O presidente do BC, Roberto Campos Neto, testou os limites da independência: a ata do Comitê de Política Econômica advertiu o Congresso de que a aprovação de uma das várias Propostas de Emenda à Constituição (PECs) reduzindo os impostos sobre combustíveis e energia terá como consequência mais juros. “O Comitê nota que mesmo políticas fiscais que tenham efeitos baixistas sobre a inflação no curto prazo podem causar deterioração nos prêmios de risco, aumento das expectativas de inflação e, consequentemente, um efeito altista na inflação prospectiva”, destacou o BC. Em português: se a PEC for aprovada, a possibilidade de novos aumentos de juros é certa como a morte.
A resposta do Palácio do Planalto e do Congresso foi ignorar o alerta do BC e trabalhar pela conquista rápida de simpatia dos eleitores. A proposta de corte de impostos preferida pelo presidente foi produzida por técnicos da Casa Civil por ordem do ministro Ciro Nogueira, e vai custar estimados R$ 54 bilhões. Assinada pelo deputado Christino Áureo (PP-RJ), o texto permite que a União Estados e municípios reduzam impostos sobre a produção e venda de combustíveis sem contrapartida, driblando a Lei de Responsabilidade Fiscal.
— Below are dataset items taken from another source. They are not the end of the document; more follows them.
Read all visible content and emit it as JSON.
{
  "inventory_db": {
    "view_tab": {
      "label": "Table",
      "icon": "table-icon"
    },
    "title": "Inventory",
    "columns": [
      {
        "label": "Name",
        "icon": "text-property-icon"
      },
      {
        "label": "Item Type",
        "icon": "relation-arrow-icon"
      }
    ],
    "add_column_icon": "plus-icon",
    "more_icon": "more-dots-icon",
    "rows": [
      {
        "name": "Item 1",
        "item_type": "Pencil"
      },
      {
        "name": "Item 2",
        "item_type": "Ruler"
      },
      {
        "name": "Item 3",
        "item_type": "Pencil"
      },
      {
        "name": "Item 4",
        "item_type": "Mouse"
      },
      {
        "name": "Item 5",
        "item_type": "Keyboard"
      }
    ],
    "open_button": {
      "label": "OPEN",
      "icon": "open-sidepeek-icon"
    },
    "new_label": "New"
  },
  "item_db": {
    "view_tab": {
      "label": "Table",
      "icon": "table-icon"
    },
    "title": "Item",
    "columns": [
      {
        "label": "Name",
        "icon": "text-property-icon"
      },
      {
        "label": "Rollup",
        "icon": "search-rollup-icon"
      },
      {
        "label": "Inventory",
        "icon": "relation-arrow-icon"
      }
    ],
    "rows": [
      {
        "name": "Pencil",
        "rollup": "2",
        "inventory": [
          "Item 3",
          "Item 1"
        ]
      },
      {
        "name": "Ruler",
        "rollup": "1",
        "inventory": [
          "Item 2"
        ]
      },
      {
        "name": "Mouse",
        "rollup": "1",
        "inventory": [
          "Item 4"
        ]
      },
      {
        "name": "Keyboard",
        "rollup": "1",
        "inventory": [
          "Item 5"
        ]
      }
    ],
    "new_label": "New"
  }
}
Como o clim ano Congresso é pela aprovação, o projeto vai permitir que Bolsonaro corte a cobrança de IPI, IOF, PIS?Pasep/Cofins sobre gasolina, diesel e etanol e pressionar os governadores a retirarem a cobrança de ICMS.
É muito barulho por um resultado duvidoso. De acordo com pesquisa da Petrobras quanto o preço médio do litro de gasolina estava em R$6,63, o zeramento dos impostos federai significaria uma redução de R$0,69. Só que o preço depende do mercado internacional, pressionado pelas tensões entre Rússia e Ucrânia. Mas Bolsonaro ganha o seu discurso, os deputados podem ir aos eleitores dizer que tentaram reduzir o preço da gasolina e o contribuinte paga o custo.
O descaso do Planalto e do Congresso pelas opiniões do BC traz algumas lições sobre até onde a autoridade monetária poderá interferir em um eventual futuro governo do PT. “O Copom reitera que o processo de reformas e ajustes necessários na economia brasileira é essencial para o crescimento sustentável da economia. Esmorecimento no esforço de reformas estruturais e alterações de caráter permanente no processo de ajuste das contas públicas podem elevar a taxa de juros estrutural da economia”, escreveu o colegiado do BC. Ninguém no Congresso leu. Se leu, não deu a mínima.
A decisão do presidente da Câmara, Arthur Lira, do Senado, Rodrigo Pacheco, e da República, Jair Bolsonaro, de darem de ombros para os alertas do Banco Central não sai de graça. Se Bolsonaro perder as eleições e um eventual governo Lula também resolver ignorar o quie diz o BC, o exemplo foi dado agora.